Filters in wind turbines clean either air or oil. Selecting an air filter is fairly straightforward so this discussion will concentrate on oil filters, which are more critical for the proper function of the turbine hydraulics and lubrication, and available in a wider variety. And while hydraulics in turbines perform several tasks, the large quantity of oil in a gearbox deserves most attention. For instance, a conventional turbine gearbox may contain 80 liters of synthetic lubricant so changing that quantity on a regular period could be a costly and possibly unnecessary exercise.
Gear and bearing wear is usually determined by operating conditions and stresses exerted on components. As components wear, they generate small particle that contaminate oil. Worse yet, the impurities cause the main-flow filter to prematurely fail. Research shows that only a small percent of the main-flow filter’s dirt-holding capacity absorbs impurities. This is sometimes due to a deposit of oil-aging products that formed a seal over the main flow filter, causing its failure. So it makes more sense to monitor oil quality with proactive or predictive maintenance. Keeping gearbox oil clean with proper filtration extends the period between changes, from a matter of months to a matter of years.

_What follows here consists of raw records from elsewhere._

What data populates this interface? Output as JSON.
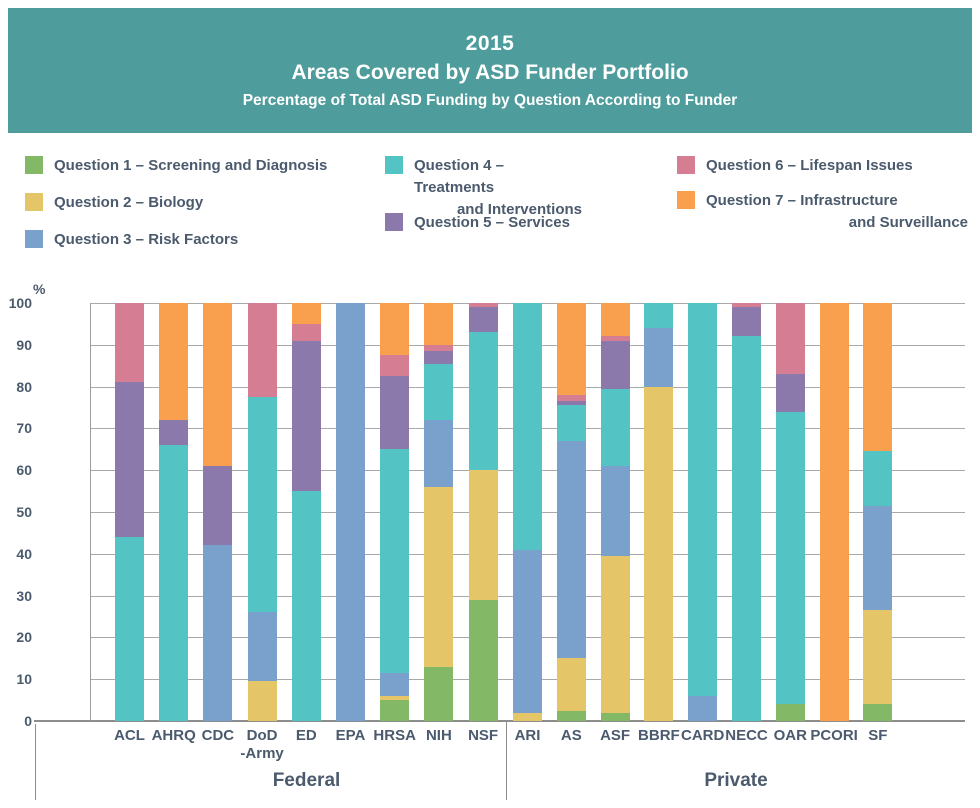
{
  "colors": {
    "banner_background": "#4E9C9C",
    "title_text": "#FFFFFF",
    "label_text": "#4B5A6D",
    "gridline": "#A9A9A9",
    "axis_line": "#8D8D8D"
  },
  "chart_data": {
    "type": "bar",
    "stacked": true,
    "grid": true,
    "legend_position": "top",
    "titles": {
      "year": "2015",
      "main": "Areas Covered by ASD Funder Portfolio",
      "sub": "Percentage of Total ASD Funding by Question According to Funder"
    },
    "ylabel": "%",
    "ylim": [
      0,
      100
    ],
    "yticks": [
      0,
      10,
      20,
      30,
      40,
      50,
      60,
      70,
      80,
      90,
      100
    ],
    "questions": [
      {
        "id": "q1",
        "label": "Question 1 – Screening and Diagnosis",
        "label_lines": [
          "Question 1 – Screening and Diagnosis"
        ],
        "color": "#83B866"
      },
      {
        "id": "q2",
        "label": "Question 2 – Biology",
        "label_lines": [
          "Question 2 – Biology"
        ],
        "color": "#E4C669"
      },
      {
        "id": "q3",
        "label": "Question 3 – Risk Factors",
        "label_lines": [
          "Question 3 – Risk Factors"
        ],
        "color": "#7AA1CC"
      },
      {
        "id": "q4",
        "label": "Question 4 – Treatments and Interventions",
        "label_lines": [
          "Question 4 – Treatments",
          "and Interventions"
        ],
        "color": "#53C4C3"
      },
      {
        "id": "q5",
        "label": "Question 5 – Services",
        "label_lines": [
          "Question 5 – Services"
        ],
        "color": "#8C79AC"
      },
      {
        "id": "q6",
        "label": "Question 6 – Lifespan Issues",
        "label_lines": [
          "Question 6 – Lifespan Issues"
        ],
        "color": "#D57E93"
      },
      {
        "id": "q7",
        "label": "Question 7 – Infrastructure and Surveillance",
        "label_lines": [
          "Question 7 – Infrastructure",
          "and Surveillance"
        ],
        "color": "#F9A04F"
      }
    ],
    "legend_columns": [
      [
        "q1",
        "q2",
        "q3"
      ],
      [
        "q4",
        "q5"
      ],
      [
        "q6",
        "q7"
      ]
    ],
    "groups": [
      {
        "label": "Federal",
        "funders": [
          {
            "name": "ACL",
            "label_lines": [
              "ACL"
            ],
            "values": {
              "q4": 44,
              "q5": 37,
              "q6": 19
            }
          },
          {
            "name": "AHRQ",
            "label_lines": [
              "AHRQ"
            ],
            "values": {
              "q4": 66,
              "q5": 6,
              "q7": 28
            }
          },
          {
            "name": "CDC",
            "label_lines": [
              "CDC"
            ],
            "values": {
              "q3": 42,
              "q5": 19,
              "q7": 39
            }
          },
          {
            "name": "DoD-Army",
            "label_lines": [
              "DoD",
              "-Army"
            ],
            "values": {
              "q2": 9.5,
              "q3": 16.5,
              "q4": 51.5,
              "q6": 22.5
            }
          },
          {
            "name": "ED",
            "label_lines": [
              "ED"
            ],
            "values": {
              "q4": 55,
              "q5": 36,
              "q6": 4,
              "q7": 5
            }
          },
          {
            "name": "EPA",
            "label_lines": [
              "EPA"
            ],
            "values": {
              "q3": 100
            }
          },
          {
            "name": "HRSA",
            "label_lines": [
              "HRSA"
            ],
            "values": {
              "q1": 5,
              "q2": 1,
              "q3": 5.5,
              "q4": 53.5,
              "q5": 17.5,
              "q6": 5,
              "q7": 12.5
            }
          },
          {
            "name": "NIH",
            "label_lines": [
              "NIH"
            ],
            "values": {
              "q1": 13,
              "q2": 43,
              "q3": 16,
              "q4": 13.5,
              "q5": 3,
              "q6": 1.5,
              "q7": 10
            }
          },
          {
            "name": "NSF",
            "label_lines": [
              "NSF"
            ],
            "values": {
              "q1": 29,
              "q2": 31,
              "q4": 33,
              "q5": 6,
              "q6": 1
            }
          }
        ]
      },
      {
        "label": "Private",
        "funders": [
          {
            "name": "ARI",
            "label_lines": [
              "ARI"
            ],
            "values": {
              "q2": 2,
              "q3": 39,
              "q4": 59
            }
          },
          {
            "name": "AS",
            "label_lines": [
              "AS"
            ],
            "values": {
              "q1": 2.5,
              "q2": 12.5,
              "q3": 52,
              "q4": 8.5,
              "q5": 1,
              "q6": 1.5,
              "q7": 22
            }
          },
          {
            "name": "ASF",
            "label_lines": [
              "ASF"
            ],
            "values": {
              "q1": 2,
              "q2": 37.5,
              "q3": 21.5,
              "q4": 18.5,
              "q5": 11.5,
              "q6": 1,
              "q7": 8
            }
          },
          {
            "name": "BBRF",
            "label_lines": [
              "BBRF"
            ],
            "values": {
              "q2": 80,
              "q3": 14,
              "q4": 6
            }
          },
          {
            "name": "CARD",
            "label_lines": [
              "CARD"
            ],
            "values": {
              "q3": 6,
              "q4": 94
            }
          },
          {
            "name": "NECC",
            "label_lines": [
              "NECC"
            ],
            "values": {
              "q4": 92,
              "q5": 7,
              "q6": 1
            }
          },
          {
            "name": "OAR",
            "label_lines": [
              "OAR"
            ],
            "values": {
              "q1": 4,
              "q4": 70,
              "q5": 9,
              "q6": 17
            }
          },
          {
            "name": "PCORI",
            "label_lines": [
              "PCORI"
            ],
            "values": {
              "q7": 100
            }
          },
          {
            "name": "SF",
            "label_lines": [
              "SF"
            ],
            "values": {
              "q1": 4,
              "q2": 22.5,
              "q3": 25,
              "q4": 13,
              "q7": 35.5
            }
          }
        ]
      }
    ]
  }
}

Continuous oil-condition monitoring can let maintenance teams track oil “health” on a fleet of turbines. Countermeasures can then be taken to prevent subsequent harmful after potentially damaging events, such as a period of gusts or drivetrain misalignment.
A few devices for maintaining and monitoring oil include stationary off-line filters, stationary oil-conditionmonitoring units, portable particle counters, and mobile filter units.
Stationary off-line filters can be retrofit into existing fluid systems to obtain max fluid performance with permanent off-line cleaning. Stationary oil-condition monitoring (debris counters) prevents damage with early stage diagnosis. Oil monitoring sensors can include particle counters, water and temperature sensors, and dielectric-conductivity-viscosity sensors that look for cavitation and oxidation in oil.
Portable particle counters meet most requirements from on-line particle monitoring to bottle and portable online sampling. And mobile filters can be carted from oil reservoir to reservoir, although these may work best on ground mounted lube systems.